Further I don't think the change to GPL even fixed the author's original concern of something like AWS taking it and standing up a service on it. The GPL wouldn't prevent that because again, no binary distribution.

I don't doubt that the author was told this by Sid at OCV, but it seems like a misunderstanding on both their parts of what the licenses actually require and don't require.

[gowld]

The link "Changed to GPL v3" was actually "change to Enterprise Edition license. So that's a bizarre comment to make in the blog post.

https://github.com/goauthentik/authentik/commit/4671d4afb4d3...

[trane_project]

The whole thing about how GPL propagates to unrelated works that happen to use a GPL licensed software is a misunderstanding.
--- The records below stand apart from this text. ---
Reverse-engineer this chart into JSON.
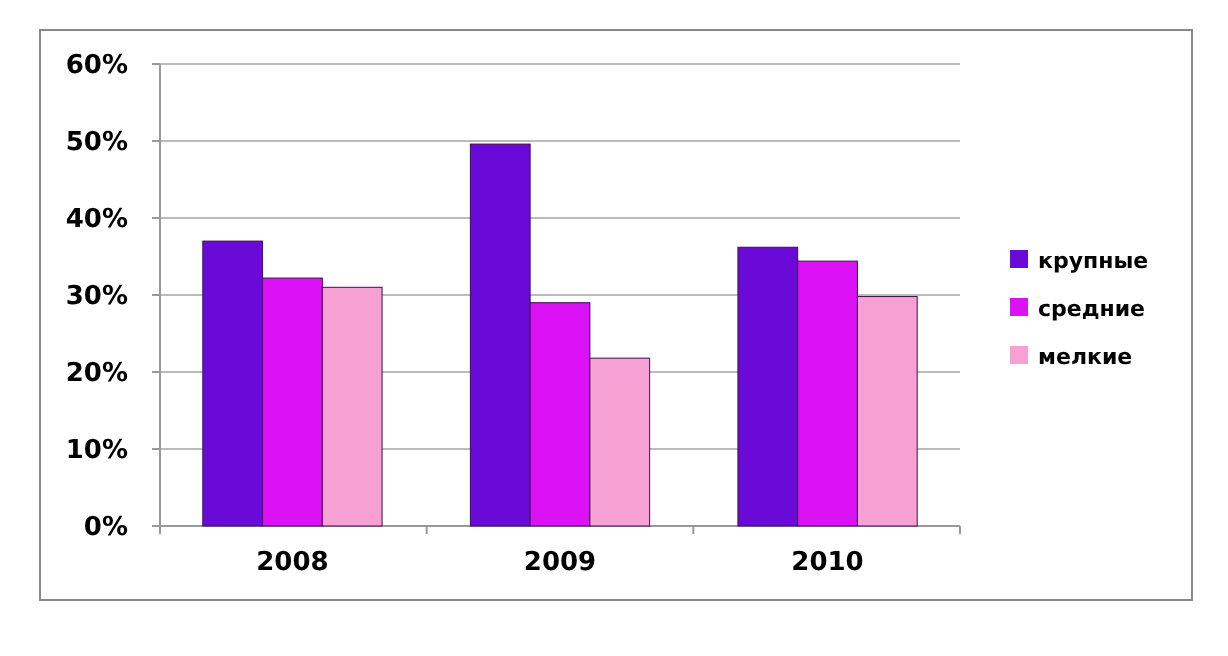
{
  "chart_data": {
    "type": "bar",
    "categories": [
      "2008",
      "2009",
      "2010"
    ],
    "series": [
      {
        "name": "крупные",
        "color": "#6a0ad8",
        "values": [
          37,
          49.6,
          36.2
        ]
      },
      {
        "name": "средние",
        "color": "#dd11f5",
        "values": [
          32.2,
          29,
          34.4
        ]
      },
      {
        "name": "мелкие",
        "color": "#f7a0d4",
        "values": [
          31,
          21.8,
          29.8
        ]
      }
    ],
    "ylim": [
      0,
      60
    ],
    "yticks": [
      {
        "value": 0,
        "label": "0%"
      },
      {
        "value": 10,
        "label": "10%"
      },
      {
        "value": 20,
        "label": "20%"
      },
      {
        "value": 30,
        "label": "30%"
      },
      {
        "value": 40,
        "label": "40%"
      },
      {
        "value": 50,
        "label": "50%"
      },
      {
        "value": 60,
        "label": "60%"
      }
    ],
    "grid": "y",
    "legend": "right"
  }
}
One that the FSF foundation is happy to propagate, but not one that would hold in court.

The concept of derived work in copyright law has nothing to do with how the binaries are linked together nor is an entire work derived from a GPL library just because they happen to call it at one point. Lawyers look at this very differently.

See https://www.linuxjournal.com/article/6366

[dahdum]

I don’t see definitive statements in that article. It’s a lawyer stating opinion, using qualifiers like “in most cases” and “I would argue”. Most concerning is:

> This is a complex topic that courts and lawyers disagree on

I would argue, in most cases, the benefits aren’t worth the risk, nor the legal fees spent to ascertain and manage that risk.